There are three kinds of self-delusion: Unconscious, Historic and Chronic. Unconscious Delusion is the kind of delusion in which a person does not realize or even suspect that he is deluding himself. This often occurs in young people. They have not yet had the experience of being able to look back on an earlier time in their lives and saying to themselves: “From hindsight I can see that I was kidding myself …”
Historic Delusion is the experience of self-recognition that an individual has when he looks back on an earlier point in his life and says to himself: “From hindsight I can see that I was, at that time, deluding myself.” But that is where it stops. In other words, the individual recognizes that he had previously been self-deluded, but he does not believe himself to currently be deluded.

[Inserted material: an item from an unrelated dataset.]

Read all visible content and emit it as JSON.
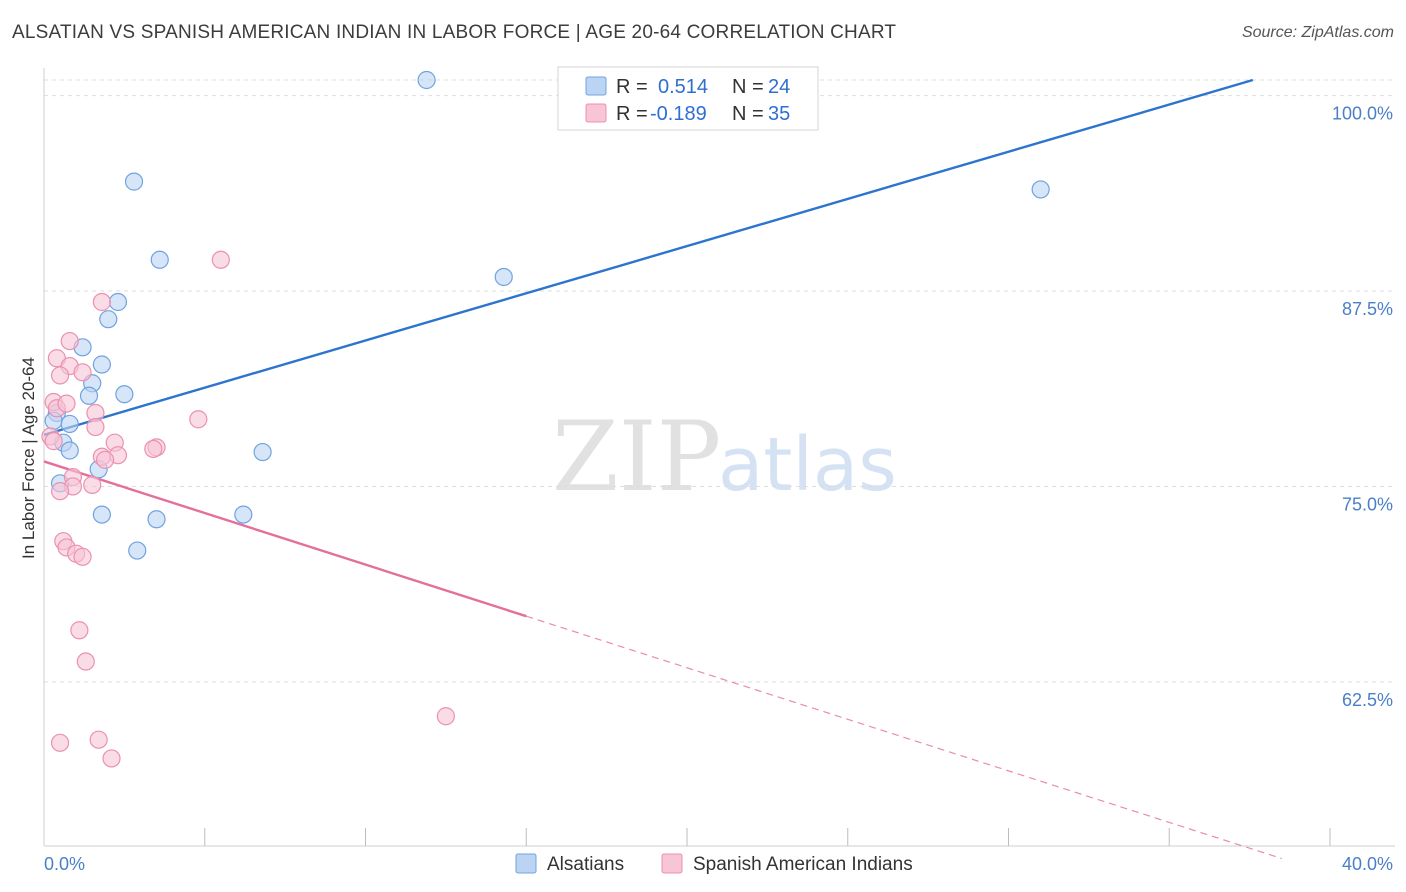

It is actually kind of rare that people reach the stage of Chronic Delusion. This stage occurs when the individual has passed through Historic Delusion several times, over several different topics. At a certain point, he begins to suspect that his past experiences of Historical Delusion are actually part of a larger pattern – which is that he, himself is chronically prone to convincing himself of the truth of certain things in life – and then realizing that his beliefs were actually mistaken.
Chronic Delusion is kind of freeing – in a way. Since the individual is no longer bound by the prideful insistence that he is right about everything. In this new state of mind he is free to question his fundamental beliefs – and follow the truth wherever it may lead.